Demarcation is a dividing line. While it is also a pun on the rider's name, it highlights the thin line between glory and infamy.
As soon as the Frenchman crossed the line ahead of a marauding gang of sprinters, I punched a fist into the air to celebrate. A new rider was winning a classic, let alone a Monument, which is always a good thing for the sport. It's exciting to see young talent finally coming through the ranks, and Demare is an inspiring young man. I first noticed him at London 2012 when, soon after finishing, he stood right next to me at the 300-metre mark to watch the rest of the riders come through and soak up the atmosphere with his girlfriend. I didn't know at first who he was, but I noticed the world champion stripes in his shoes (he was reigning under-23 World champion).

Since then, I've followed him, and I have appreciated his talent even though he has lacked consistency in the big races.
Finally, the big one: Milan-Sanremo, La Classicissima, the longest race (this time even longer thanks to an untimely rockfall and consequent deviation via a stretch of motorway). Through the galloping pack, perhaps helped by the confusion of Gaviria's last minute crash, Demare pipped Swift to the line to take one the most prestigious wins in a sprinter's career.
Soon after the win, a couple of riders (some pointed out, Italian), accused Demare of taking a tow or rather, hanging onto their team car after a crash. Allegedly, this helped him get over the Cipressa (the penultimate climb of the race) and regain contact with an attacking peloton. The accusing riders were Capecchi of Astana and Tosatto of Tinkoff (apparently Bouhanni did as well, but I'm not including a rider who is not reliable at best).
Here lies the dilemma. Who and what to believe. I don't want to think the riders had an agenda. Both are veterans of the peloton and broadly respected in the peloton. However, Astana and Tinkoff are somewhat weak on ethics themselves. Some people have suggested it's because there are no Italians in Demare's team that the accusations come from Italian riders in an Italian race.
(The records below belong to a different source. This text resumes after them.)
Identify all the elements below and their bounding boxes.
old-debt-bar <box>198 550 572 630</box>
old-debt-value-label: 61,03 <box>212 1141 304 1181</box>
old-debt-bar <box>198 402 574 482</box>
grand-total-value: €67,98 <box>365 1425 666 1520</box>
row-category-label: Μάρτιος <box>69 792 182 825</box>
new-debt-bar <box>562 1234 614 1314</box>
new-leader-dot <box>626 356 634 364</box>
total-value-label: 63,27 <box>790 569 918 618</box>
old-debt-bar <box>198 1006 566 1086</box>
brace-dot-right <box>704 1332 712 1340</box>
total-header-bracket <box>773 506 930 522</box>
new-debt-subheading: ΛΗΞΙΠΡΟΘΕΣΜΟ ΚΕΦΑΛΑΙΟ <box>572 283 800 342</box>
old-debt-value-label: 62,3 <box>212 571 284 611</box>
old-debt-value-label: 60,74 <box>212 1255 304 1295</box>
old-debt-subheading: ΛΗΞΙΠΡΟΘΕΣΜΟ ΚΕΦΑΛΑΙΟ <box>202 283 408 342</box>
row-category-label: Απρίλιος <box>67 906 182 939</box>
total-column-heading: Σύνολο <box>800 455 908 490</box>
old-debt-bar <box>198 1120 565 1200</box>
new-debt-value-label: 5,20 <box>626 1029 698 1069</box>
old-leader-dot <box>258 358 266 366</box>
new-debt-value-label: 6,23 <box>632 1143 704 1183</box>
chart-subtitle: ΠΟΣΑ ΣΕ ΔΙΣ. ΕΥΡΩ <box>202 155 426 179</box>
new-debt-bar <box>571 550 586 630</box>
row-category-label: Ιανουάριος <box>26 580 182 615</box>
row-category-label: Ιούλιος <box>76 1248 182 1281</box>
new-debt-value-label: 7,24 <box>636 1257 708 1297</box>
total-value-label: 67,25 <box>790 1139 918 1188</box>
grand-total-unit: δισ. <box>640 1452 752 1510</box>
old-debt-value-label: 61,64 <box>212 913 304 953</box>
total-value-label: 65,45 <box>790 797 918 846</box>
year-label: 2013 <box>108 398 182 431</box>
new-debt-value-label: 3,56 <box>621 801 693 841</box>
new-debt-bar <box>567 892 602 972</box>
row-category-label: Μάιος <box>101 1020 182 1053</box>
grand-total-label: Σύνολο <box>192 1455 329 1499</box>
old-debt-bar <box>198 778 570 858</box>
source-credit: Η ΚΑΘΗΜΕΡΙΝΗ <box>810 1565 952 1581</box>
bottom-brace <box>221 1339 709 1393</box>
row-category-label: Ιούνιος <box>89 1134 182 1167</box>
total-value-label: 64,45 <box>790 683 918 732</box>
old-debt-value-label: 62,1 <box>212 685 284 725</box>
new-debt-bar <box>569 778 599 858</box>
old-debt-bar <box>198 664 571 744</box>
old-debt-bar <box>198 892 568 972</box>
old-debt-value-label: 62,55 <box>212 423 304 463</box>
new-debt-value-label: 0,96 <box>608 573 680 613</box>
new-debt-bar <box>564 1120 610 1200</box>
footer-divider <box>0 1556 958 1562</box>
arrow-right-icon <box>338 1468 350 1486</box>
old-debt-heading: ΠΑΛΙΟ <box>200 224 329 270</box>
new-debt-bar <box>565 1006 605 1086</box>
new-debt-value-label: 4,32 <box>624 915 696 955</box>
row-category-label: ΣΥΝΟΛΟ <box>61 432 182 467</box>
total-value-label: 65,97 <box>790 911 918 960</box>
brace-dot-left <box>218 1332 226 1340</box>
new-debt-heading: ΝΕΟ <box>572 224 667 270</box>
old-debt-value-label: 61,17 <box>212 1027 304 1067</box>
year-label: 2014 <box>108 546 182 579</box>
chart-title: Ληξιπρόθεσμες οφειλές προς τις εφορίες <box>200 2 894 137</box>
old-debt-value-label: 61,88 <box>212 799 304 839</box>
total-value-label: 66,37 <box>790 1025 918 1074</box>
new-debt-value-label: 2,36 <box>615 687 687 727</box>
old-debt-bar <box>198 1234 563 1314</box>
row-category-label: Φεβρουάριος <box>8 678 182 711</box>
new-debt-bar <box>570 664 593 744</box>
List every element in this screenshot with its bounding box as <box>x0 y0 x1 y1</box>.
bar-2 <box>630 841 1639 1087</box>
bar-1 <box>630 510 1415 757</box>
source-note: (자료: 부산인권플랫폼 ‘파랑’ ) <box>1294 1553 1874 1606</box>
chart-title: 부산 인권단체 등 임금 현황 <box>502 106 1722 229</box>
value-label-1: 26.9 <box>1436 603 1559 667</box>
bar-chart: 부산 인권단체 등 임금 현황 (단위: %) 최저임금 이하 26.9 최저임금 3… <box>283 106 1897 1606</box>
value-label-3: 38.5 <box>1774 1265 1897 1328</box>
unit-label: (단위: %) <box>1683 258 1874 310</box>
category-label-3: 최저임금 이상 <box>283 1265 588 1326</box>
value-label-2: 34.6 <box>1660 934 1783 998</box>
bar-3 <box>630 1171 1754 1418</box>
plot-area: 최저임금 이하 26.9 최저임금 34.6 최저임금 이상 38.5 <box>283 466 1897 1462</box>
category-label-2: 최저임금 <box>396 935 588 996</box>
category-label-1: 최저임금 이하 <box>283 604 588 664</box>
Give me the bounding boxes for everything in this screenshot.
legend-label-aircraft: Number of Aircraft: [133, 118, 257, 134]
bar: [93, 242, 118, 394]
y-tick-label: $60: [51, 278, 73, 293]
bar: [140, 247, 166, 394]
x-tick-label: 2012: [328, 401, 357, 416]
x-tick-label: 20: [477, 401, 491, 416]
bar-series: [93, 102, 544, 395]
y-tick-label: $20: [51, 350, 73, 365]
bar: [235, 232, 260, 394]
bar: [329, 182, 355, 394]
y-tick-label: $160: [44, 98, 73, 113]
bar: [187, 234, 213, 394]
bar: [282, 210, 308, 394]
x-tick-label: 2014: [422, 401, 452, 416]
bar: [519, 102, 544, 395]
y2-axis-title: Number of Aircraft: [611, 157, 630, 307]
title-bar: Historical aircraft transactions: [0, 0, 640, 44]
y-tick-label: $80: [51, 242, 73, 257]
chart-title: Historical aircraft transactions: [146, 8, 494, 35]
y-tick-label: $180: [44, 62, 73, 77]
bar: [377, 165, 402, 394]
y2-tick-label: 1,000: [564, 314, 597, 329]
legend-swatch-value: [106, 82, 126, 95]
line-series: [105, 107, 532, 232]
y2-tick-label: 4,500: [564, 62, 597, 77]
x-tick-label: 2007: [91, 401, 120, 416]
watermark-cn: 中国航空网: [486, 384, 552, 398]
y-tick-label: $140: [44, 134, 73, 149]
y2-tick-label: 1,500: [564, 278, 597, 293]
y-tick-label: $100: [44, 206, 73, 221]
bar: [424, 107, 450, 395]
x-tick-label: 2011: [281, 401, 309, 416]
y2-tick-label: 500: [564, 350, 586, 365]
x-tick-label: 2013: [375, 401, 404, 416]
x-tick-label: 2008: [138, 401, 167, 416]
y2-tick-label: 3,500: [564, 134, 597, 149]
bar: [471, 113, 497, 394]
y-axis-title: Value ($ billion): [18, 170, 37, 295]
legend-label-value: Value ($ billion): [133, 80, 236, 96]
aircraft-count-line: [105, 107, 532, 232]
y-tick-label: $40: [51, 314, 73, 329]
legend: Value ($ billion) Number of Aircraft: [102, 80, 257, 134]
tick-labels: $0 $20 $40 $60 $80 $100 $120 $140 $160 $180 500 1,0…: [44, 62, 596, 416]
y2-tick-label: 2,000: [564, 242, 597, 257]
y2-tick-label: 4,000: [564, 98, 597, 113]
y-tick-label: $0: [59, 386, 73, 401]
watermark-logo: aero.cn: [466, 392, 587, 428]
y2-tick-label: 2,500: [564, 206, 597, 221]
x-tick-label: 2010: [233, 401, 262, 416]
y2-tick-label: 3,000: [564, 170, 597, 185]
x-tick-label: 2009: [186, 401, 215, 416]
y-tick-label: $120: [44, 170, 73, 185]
I don't agree that nationality is still a big deal in the peloton. There's barely one Italian team left, and the rest are scattered in a myriad of foreign outfits. No Italian rider has won Sanremo since Pozzato in 2006, and there have not been any complaints about 'foreign' riders winning it since, so why now?
Matters were made worse by a screenshot of Demare's Strava file suggesting he'd ridden up the Cipressa faster than the charging peloton (highly unlikely) and the subsequent disappearance of said file, to then reappear later, seemingly changed.
I don't like controversies in cycling; they don't enhance the sport, and they are tiring to follow. But I also don't want a rider who sought help to win a race. Holding onto cars, taking a tow, it's almost part of the ritual, but that changes when said rider goes on to win the race. That won't do.
Nibali was disqualified at the Vuelta and Sepulveda at the Tour for holding onto a car or getting a lift, but they were both caught on camera or by the commissaires. In this instance, lacking visual evidence, there is a case for looking at the GPS files of the rider and see if anything is amiss. FDJ should be proactive in this and show that it's all just a conspiracy and all is well.